Risk factors for varicella zoster virus reactivation in newly diagnosed multiple myeloma patients undergoing autologous stem cell transplantation Free

Multiple myeloma (MM) patients undergoing autologous stem cell transplantation (ASCT) have a cumulative risk between 8 and 20% of varicella zoster virus (VZV) reactivation, especially within the first 12 months after ASCT. Currently, there is no global consensus regarding the dosage of antivirals prophylaxis to be administered and the duration of treatment in MM patients after ASCT. Also, the role of the recombinant zoster vaccine, introduced in Italy in 2021, is still to be clarified.

The aims of this observational study are to evaluate in real-life cohort of MM patients after ASCT i) the dosage of antivirals used for VZV prophylaxis, ii) the mode of discontinuation of VZV prophylaxis, iii) the rate of VZV reactivation and iv) potential biomarkers for VZV reactivation.

A total of 166 sequential patients with MM or plasma cell leukemia undergoing ASCT in our Centre between 2010 and 2023 were included in the present study. Patient characteristics were consistent with MM patients undergoing ASCT. The median age was 60 year, 91 (54%) patients presented ISS 1, 34 (21%) ISS 2 and 33 (20%) ISS 3, whereas for 8 patients (5%) ISS was not available. Patients were equally distributed between male (46%) and female (54%). Among the 91 (55%) patients with available FISH karyotype, 28 (30%) presented at least one high-risk cytogenetic abnormality. MM isotype was IgG kappa in 68 (41%) patients, IgG lambda in 31 (19%), micromolecular kappa in 24 (15%), IgA kappa in 18 (11%), micromolecular lambda in 15 (9%), IgA lambda in 8 (4%) and IgD lambda in 1 patient.

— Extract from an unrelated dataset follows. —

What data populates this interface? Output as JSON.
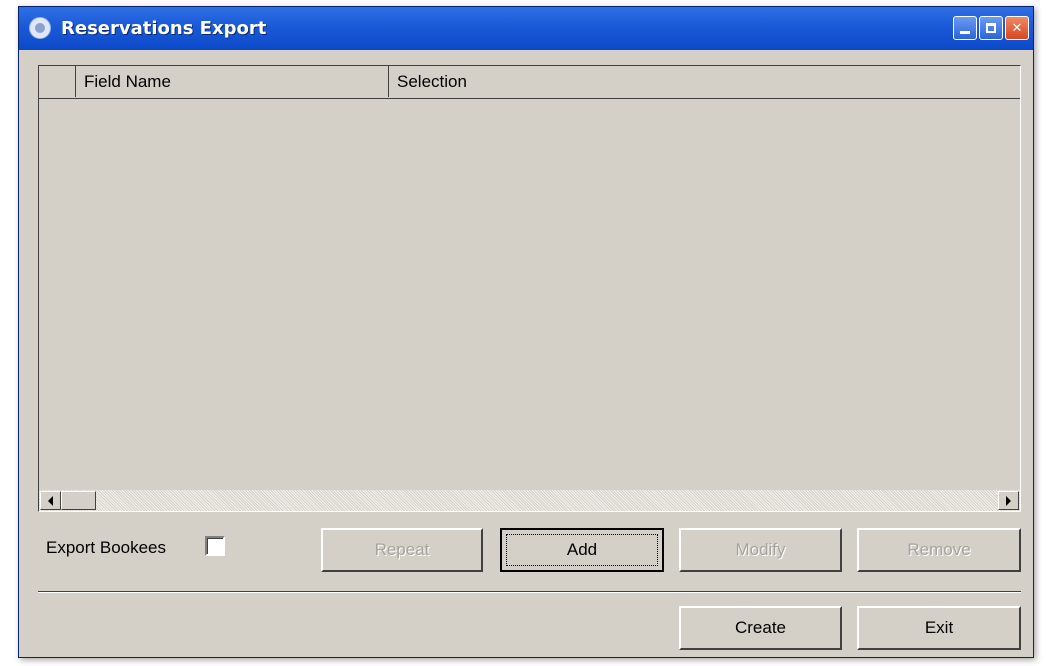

All patients underwent ASCT after at least a partial response to induction therapy, which consisted of triplets, quadruplets or combinations of chemoimmunotherapy. Overall, 66 (40%) patients received only one ASCT and maintenance therapy was started in 94 (57%) patients. Maintenance therapy consisted of lenalidomide in 53 (56%) patients, bortezomib for two years in 14 (15%) patients, thalidomide in 4 (4%) patients and other combination for the other 29 patients. Acyclovir prophylaxis was used at the dosage of 400 mg twice daily for all patients, unless adjusted for renal function. In the present cohort, post-transplant prophylaxis discontinuation modalities were the following: 14 (8%) patients stopped acyclovir after achieving CD4⁺ lymphocyte count > 200/µL, 19 (11%) after about one year after transplant, 24 (15%) after approximately six months after transplant, 36 (22%) after receiving recombinant zoster vaccine, 6 (3%) for cutaneous or hepatic toxicity and 67 (41%) patients continued acyclovir until new relapse.

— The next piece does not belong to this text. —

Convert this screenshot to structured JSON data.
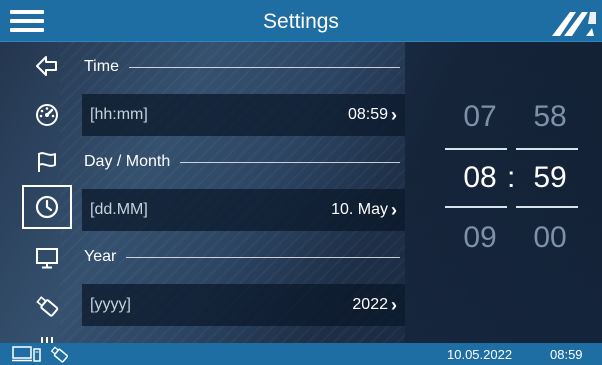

Out of the 166 patients, 20 (12%) experienced VZV reactivation. The 4-year cumulative risk of VZV reactivation was 10.6%, with 15 (75%) patients who reactivated VZV in the first two years, in accordance with previous evidence. Among these 20 patients, 11 (55%) VZV reactivations occurred after stopping acyclovir and 9 (45%) during active prophylaxis. Among the patients who reactivated VZV, none received tthe recombinant vaccine with the correct timing as it was not available, and three of them reactivated VZV few months after vaccination. Regarding VZV reactivation severity, 85% were grade 2, treated with oral aciclovir or valaciclovir, 2 (10%) grade 3 and one patient (5%) grade 4. The patient who experienced grade 4 toxicity (encephalic life-threatening manifestation) discontinued antiviral prophylaxis early after transplantation due to hepatic toxicity. The adverse event resolved with intravenous antiviral therapy.

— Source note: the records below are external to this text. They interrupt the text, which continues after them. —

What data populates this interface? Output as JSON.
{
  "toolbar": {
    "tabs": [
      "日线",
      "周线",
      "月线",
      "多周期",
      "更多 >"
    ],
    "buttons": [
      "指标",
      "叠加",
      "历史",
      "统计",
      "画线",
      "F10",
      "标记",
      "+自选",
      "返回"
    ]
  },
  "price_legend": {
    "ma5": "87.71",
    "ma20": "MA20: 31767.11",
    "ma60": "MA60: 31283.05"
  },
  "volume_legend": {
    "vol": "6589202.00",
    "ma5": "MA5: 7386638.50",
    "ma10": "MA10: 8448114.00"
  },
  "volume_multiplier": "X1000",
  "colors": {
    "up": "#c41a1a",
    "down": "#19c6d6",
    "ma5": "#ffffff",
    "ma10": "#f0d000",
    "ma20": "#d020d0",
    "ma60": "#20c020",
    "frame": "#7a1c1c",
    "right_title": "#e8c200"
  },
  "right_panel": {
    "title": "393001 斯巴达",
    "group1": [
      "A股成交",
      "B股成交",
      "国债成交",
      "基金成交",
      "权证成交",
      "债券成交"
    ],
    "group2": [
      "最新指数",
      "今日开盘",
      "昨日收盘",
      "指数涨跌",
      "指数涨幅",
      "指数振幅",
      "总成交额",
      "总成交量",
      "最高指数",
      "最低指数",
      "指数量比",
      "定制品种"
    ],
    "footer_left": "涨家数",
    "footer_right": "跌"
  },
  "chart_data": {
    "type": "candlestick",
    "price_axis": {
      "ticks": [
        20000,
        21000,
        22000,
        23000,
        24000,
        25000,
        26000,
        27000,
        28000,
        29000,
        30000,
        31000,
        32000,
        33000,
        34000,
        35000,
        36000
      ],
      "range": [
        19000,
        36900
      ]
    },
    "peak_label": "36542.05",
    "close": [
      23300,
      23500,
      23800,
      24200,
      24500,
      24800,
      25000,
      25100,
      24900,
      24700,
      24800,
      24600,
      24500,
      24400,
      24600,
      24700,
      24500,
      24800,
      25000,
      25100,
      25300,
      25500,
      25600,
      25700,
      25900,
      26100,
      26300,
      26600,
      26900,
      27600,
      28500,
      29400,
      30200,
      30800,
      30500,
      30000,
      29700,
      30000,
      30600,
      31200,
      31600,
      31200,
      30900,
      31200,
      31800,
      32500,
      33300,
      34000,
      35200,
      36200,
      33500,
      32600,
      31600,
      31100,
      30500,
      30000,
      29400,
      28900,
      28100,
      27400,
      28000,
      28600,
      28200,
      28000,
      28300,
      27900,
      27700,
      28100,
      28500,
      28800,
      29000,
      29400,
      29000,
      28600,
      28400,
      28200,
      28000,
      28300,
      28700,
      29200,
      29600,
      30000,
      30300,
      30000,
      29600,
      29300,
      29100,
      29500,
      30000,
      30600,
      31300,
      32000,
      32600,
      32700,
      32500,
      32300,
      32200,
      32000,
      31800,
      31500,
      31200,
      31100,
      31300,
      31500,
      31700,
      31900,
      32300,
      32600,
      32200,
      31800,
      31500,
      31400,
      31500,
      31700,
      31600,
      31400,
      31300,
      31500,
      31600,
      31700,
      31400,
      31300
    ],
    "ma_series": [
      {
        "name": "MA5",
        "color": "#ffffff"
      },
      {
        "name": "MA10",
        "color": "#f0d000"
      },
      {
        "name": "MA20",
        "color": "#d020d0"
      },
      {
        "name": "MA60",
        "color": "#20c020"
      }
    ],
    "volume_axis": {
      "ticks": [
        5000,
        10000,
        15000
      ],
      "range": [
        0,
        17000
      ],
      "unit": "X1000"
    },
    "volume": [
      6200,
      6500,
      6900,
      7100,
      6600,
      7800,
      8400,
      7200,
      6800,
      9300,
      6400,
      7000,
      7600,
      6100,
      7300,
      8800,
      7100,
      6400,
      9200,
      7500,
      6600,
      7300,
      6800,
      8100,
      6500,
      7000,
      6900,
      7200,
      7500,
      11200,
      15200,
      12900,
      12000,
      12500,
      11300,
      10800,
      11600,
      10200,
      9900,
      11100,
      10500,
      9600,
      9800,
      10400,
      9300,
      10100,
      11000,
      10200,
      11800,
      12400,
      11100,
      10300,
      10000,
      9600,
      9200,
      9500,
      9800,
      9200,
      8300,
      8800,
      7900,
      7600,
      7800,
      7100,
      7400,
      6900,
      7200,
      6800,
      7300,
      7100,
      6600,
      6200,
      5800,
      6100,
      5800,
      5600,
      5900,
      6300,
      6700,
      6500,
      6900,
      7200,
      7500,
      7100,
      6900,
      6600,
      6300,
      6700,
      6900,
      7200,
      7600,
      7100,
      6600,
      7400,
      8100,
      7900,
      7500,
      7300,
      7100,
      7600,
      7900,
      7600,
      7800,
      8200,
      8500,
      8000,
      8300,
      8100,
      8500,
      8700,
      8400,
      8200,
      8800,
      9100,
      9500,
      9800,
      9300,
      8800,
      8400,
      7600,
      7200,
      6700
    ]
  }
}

Different biomarkers have been evaluated in this cohort to predict VZV reactivation. A trend towards a shorter time to reactivation of VZV for patients with beta-2 microglobulin (B2M) > 2.3 µg/L (p=0.05) was identified. Patients with B2M > 2.3 µg/L had a 4-year risk of VZV reactivation of 20.6% compared to 2.6% for patients with lower levels of B2M. No difference in the risk of VZV reactivation was seen based on gender, anemia, renal failure, bone lesions documented with imaging, plasma cellular infiltrate >60%, ISS stadium, MM isotype, CD4⁺ count, lymphocyte count, single or tandem auto transplant or quadruplet versus triplet induction.

This study is the first to describe, in a real-world cohort of MM patients undergoing ASCT, the prevalence and potential risk factors for VZV reactivation also in vaccinated patients. The possible role of prognostic biomarkers, namely B2M levels, in predicting VZV reactivation needs to be confirmed in larger datasets.